Cheryとアリクラウドが提携、営業のDX化など社内「特区」化へ
中国地方国有OEM奇瑞(Chery)は2021年6月11日、アリババのクラウド・コンピューティング部門であるアリクラウドと戦略的パートナーシップを締結、両者は自動車の研究開発、マーケティング、製造などの方面におけるデジタル化を推進していく。同時にCheryはエコシステムブランド「iCar」の立ち上げを発表した。

Cheryの鮑思語副総経理は、「Cheryのデジタル化転換は非常に差し迫った課題であり、我々はアリクラウドと連携して、研究開発からマーケティングまでのデジタル化を行い、いわば“特区”を設立、効率の急速向上を図る」と語った。

Cheryは1997年、安徽省蕪湖市に設立。蕪湖市国有資産管理委員会の傘下となる。自動車産業が盛んな安徽省とはいえ、そのリソースは省都の合肥に集中、蕪湖市のCheryはその合肥産業集積とは異なる体系で存在している。しかし、安徽省政府、合肥市政府が注力する江淮汽車(JAC)よりも、販売台数としては目立っている。毎月数万台規模を販売、毎月のOEM販売ランキングではTOP15の常連だ。商用車が特に強いが、乗用車ブランド「捷途(JETOUR)」もコスパの良さで人気。

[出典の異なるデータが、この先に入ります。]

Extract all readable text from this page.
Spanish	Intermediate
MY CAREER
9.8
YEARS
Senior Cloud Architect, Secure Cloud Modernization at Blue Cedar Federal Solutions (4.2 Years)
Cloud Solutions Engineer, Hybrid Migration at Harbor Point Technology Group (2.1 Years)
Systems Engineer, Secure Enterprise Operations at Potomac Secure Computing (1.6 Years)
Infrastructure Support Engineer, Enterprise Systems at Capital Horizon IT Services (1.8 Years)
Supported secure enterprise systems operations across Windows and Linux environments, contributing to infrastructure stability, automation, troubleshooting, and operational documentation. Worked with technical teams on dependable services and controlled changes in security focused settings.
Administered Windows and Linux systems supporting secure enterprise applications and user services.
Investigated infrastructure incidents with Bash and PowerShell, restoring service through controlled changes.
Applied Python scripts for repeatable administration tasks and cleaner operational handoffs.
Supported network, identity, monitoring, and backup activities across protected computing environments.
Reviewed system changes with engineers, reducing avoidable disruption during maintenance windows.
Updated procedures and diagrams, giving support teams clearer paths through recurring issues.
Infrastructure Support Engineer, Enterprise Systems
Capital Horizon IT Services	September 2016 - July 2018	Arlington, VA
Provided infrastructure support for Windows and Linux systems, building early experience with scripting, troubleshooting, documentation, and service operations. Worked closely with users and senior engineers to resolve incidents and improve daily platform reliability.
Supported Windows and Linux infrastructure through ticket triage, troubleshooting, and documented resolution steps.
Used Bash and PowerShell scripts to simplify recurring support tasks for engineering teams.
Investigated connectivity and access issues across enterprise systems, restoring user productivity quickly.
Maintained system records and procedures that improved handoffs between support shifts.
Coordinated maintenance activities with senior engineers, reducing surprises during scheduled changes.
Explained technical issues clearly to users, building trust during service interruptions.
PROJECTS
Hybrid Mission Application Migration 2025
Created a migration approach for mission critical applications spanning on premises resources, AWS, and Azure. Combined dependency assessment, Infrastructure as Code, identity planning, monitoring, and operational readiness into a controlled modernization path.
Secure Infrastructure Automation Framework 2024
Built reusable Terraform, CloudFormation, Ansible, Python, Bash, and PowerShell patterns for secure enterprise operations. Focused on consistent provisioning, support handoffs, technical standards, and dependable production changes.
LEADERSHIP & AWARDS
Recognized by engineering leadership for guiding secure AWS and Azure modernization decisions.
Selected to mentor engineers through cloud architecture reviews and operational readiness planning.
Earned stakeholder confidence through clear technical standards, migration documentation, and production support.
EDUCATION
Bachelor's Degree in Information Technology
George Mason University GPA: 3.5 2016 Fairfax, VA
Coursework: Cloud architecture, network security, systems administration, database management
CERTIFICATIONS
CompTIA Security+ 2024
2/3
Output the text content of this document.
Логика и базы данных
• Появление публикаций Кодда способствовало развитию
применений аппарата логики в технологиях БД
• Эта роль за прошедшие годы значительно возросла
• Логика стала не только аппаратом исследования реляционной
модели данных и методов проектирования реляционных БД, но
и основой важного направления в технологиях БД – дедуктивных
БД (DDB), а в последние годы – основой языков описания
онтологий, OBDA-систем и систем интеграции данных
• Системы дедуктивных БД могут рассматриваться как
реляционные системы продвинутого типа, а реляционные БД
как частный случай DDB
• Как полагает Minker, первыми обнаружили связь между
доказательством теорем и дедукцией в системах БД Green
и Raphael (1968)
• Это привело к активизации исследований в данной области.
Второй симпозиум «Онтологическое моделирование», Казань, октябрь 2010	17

一方で、中国旧態依然の「安かろう悪かろう」を背負っている面もあり、高品質化に向けて社会や生活が急変革している中国において、今後劣勢になる可能性がある。その対策の一つがデジタル化だ。

今回のアリクラウドとの提携第1期では、全方位のマーケティングに特に注力する予定で、JETOURとエコシステム「iCar」を組み合わせ、「iCar」を「DX特区」として、プロジェクト計画立案の段階から、アリクラウドと連携して、トップレベルデザインのアーキテクチャを構築する。

Cheryでは、「iCar」を通じて、直販+代理販売の自動車ニューリテールモデルを模索、新たなユーザーセンターを立ち上げ、新たな販売チャネル管理モデル、物流管理モデル、財務フローを形成、販売により生産を決定、デジタル工場などの方面でもアリクラウドと協力していく。

調印式に列席した蕪湖市トップの単向前市委員会書記は、「両者の提携は、市とアリクラウドの全面的なパートナーシップ深化のもう一つの成果だ。市とアリクラウドはすでに全面的な協力段階に突入、デジタル経済、スマート製造などの領域での成果獲得を加速していく」と語った。市としても今回の両社の提携にかける思いの大きさを物語る。